Se o sucesso do grupo – tanto com o álbum Sim Sim Sim (2022), vencedor de um Grammy Latino, quanto com a formação de um grande público – é novo e muito jovem, não se pode dizer o mesmo de sua sonoridade. Poderia-se jurar que muitas das canções datam da Tropicália de tanto que a vibe setentista brasileira é presente, como é o caso das canções “Lua Comanche”, “Dourado Dourado” e “Muito Só”. Se as composições do Bala Desejo revelassem apenas uma inspiração, a fruição seria outra, mais centrada no presente e na reinvenção de uma brasilidade que entende e reverencia o vanguardismo de outrora.
Mas em muitos momentos as faixas soam como imitação de uma sonoridade que foi, sim, em sua época extremamente ousada e original. Assim também é a sensação da performance, mesmo intensa e coesa. A homenagem aos Doces Bárbaros e aos Novos Baianos, desde os gestos interpretativos à sensualidade encenada no palco, é tão clara e óbvia que faz o grupo carioca parecer quase um cover, e não uma banda autoral.

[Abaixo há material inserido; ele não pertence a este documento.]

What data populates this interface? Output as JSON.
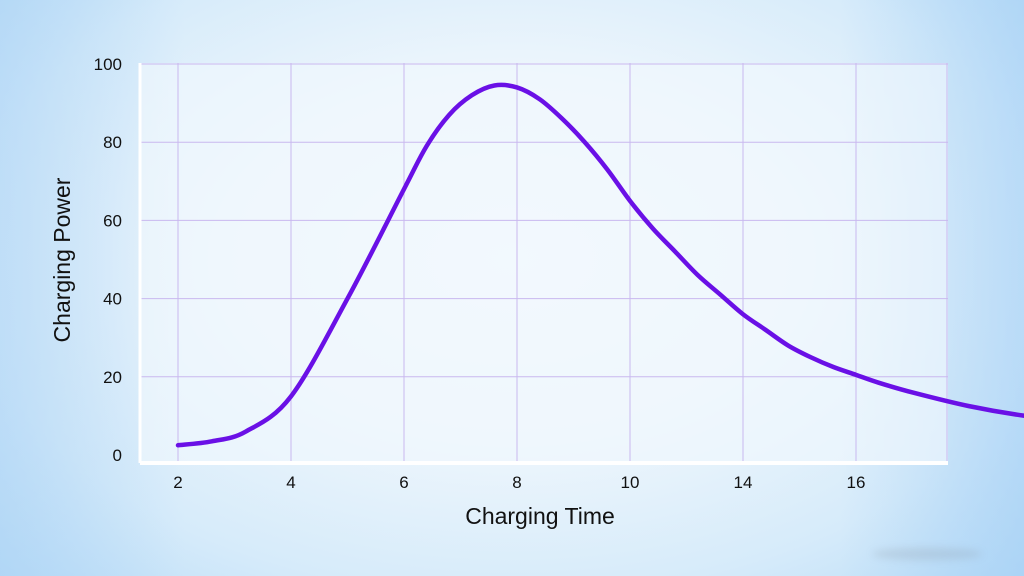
{
  "chart_data": {
    "type": "line",
    "title": "",
    "xlabel": "Charging Time",
    "ylabel": "Charging Power",
    "x_tick_labels": [
      "2",
      "4",
      "6",
      "8",
      "10",
      "14",
      "16"
    ],
    "y_ticks": [
      0,
      20,
      40,
      60,
      80,
      100
    ],
    "y_tick_labels": [
      "0",
      "20",
      "40",
      "60",
      "80",
      "100"
    ],
    "ylim": [
      0,
      100
    ],
    "grid": true,
    "colors": {
      "line": "#6a10e6",
      "grid": "#c9b8ef",
      "axis": "#ffffff"
    },
    "series": [
      {
        "x_tick_positions": [
          0,
          0.3,
          0.6,
          1,
          1.5,
          2,
          2.2,
          2.4,
          2.6,
          2.8,
          3,
          3.2,
          3.4,
          3.6,
          3.8,
          4,
          4.2,
          4.4,
          4.6,
          4.8,
          5,
          5.2,
          5.4,
          5.6,
          5.8,
          6,
          6.2,
          6.5,
          7,
          7.5,
          8,
          8.5,
          9,
          9.5,
          10,
          10.5,
          11,
          11.5,
          12,
          12.5,
          13
        ],
        "values": [
          2.5,
          3.5,
          6,
          15,
          40,
          68,
          79,
          87,
          92,
          94.5,
          94,
          91,
          86,
          80,
          73,
          65,
          58,
          52,
          46,
          41,
          36,
          32,
          28,
          25,
          22.5,
          20.5,
          18.5,
          16,
          12.5,
          10,
          8.5,
          7.2,
          6.3,
          5.5,
          4.9,
          4.4,
          3.9,
          3.5,
          3.2,
          2.9,
          2.6
        ]
      }
    ]
  }
}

Talvez seja preciso que o quarteto percorra um caminho que traga mais maturidade para que possam encontrar uma personalidade própria que acompanhe o inegável talento musical e a energia contagiante de cada um dos integrantes. Um grupo afinado e com um extremo potencial de ser símbolo de uma nova geração da música brasileira.